Okay. If you have .55mm thick, 1cm square of Al, you you have 55 cubic mm of Al. 55 cubic mm is .055 cubic centimeters of Al. .055 * denisty of Al (2.699 g/cm3) gives you .148 grams of Al. Al molecule weight is 27g/mole. So .148 g * (1 mole / 27 grams) = .00548 moles of Aluminum. That rounds to about 5.50 x 10-3 moles. I should also add that A) Remember when you are converting cubic units (such as mm3 into cm3), the conversion factor should also be cubed (so 1 cubic mm = 10^3 cubic cm). Also, not to be nit picky, but this question is dumb because aluminum foil would also have a good portion of aluminum oxide coating it...but I wouldn't bring that up to the teacher if I were you. :-)

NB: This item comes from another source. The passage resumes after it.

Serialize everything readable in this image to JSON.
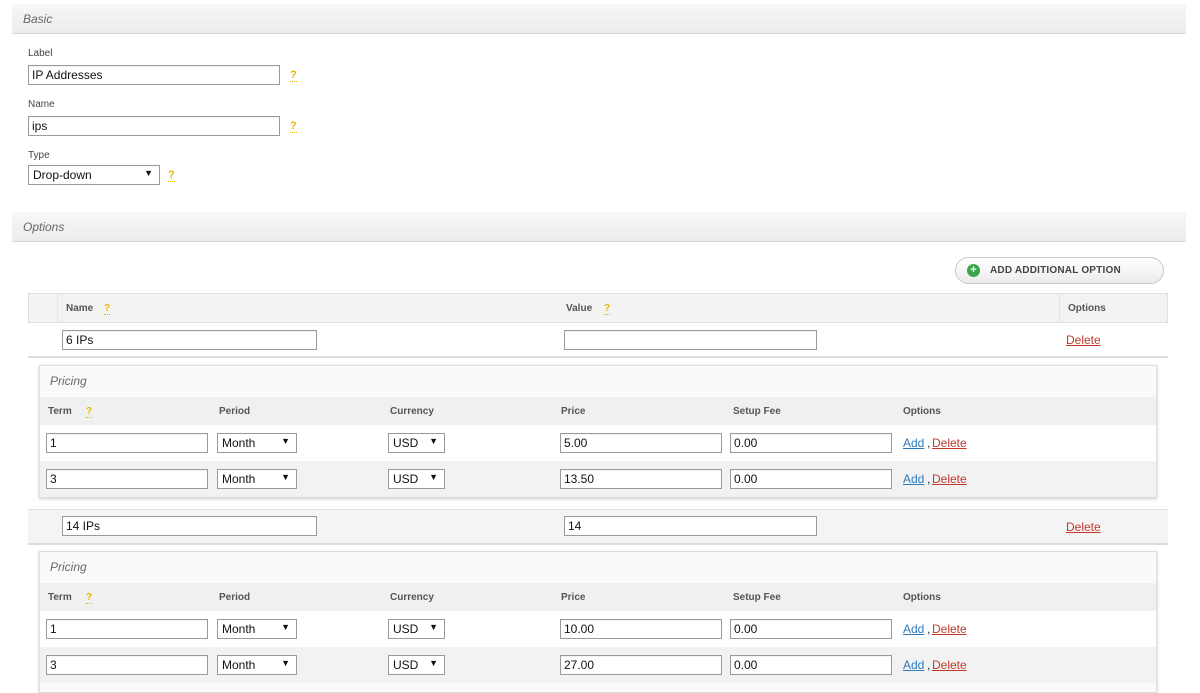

0.550mm = 0.055cm 0.055 x 1 x 1 = 0.055cc x 2.699g/cc = 0.1484g Al. Mol.mass = 27 g/mole 0.1484 ÷ 27 = 0.0055 moles. (5.5 x10-?)
volume= 0.0550 cm x 1.00 cm^2= 0.0550 cm^3 gms Al= 2.699 g/cc x [vol] 0.0550 cc = 0.148 g moles Al = [grams]/[mole wt] mol wt=26.98 so 2.699[g/cc] x 0.0550[cc] / 26.98 =0.00550 or 5.50x 10^-3 to 3 sig fig units cancel and gram-moles is final unit.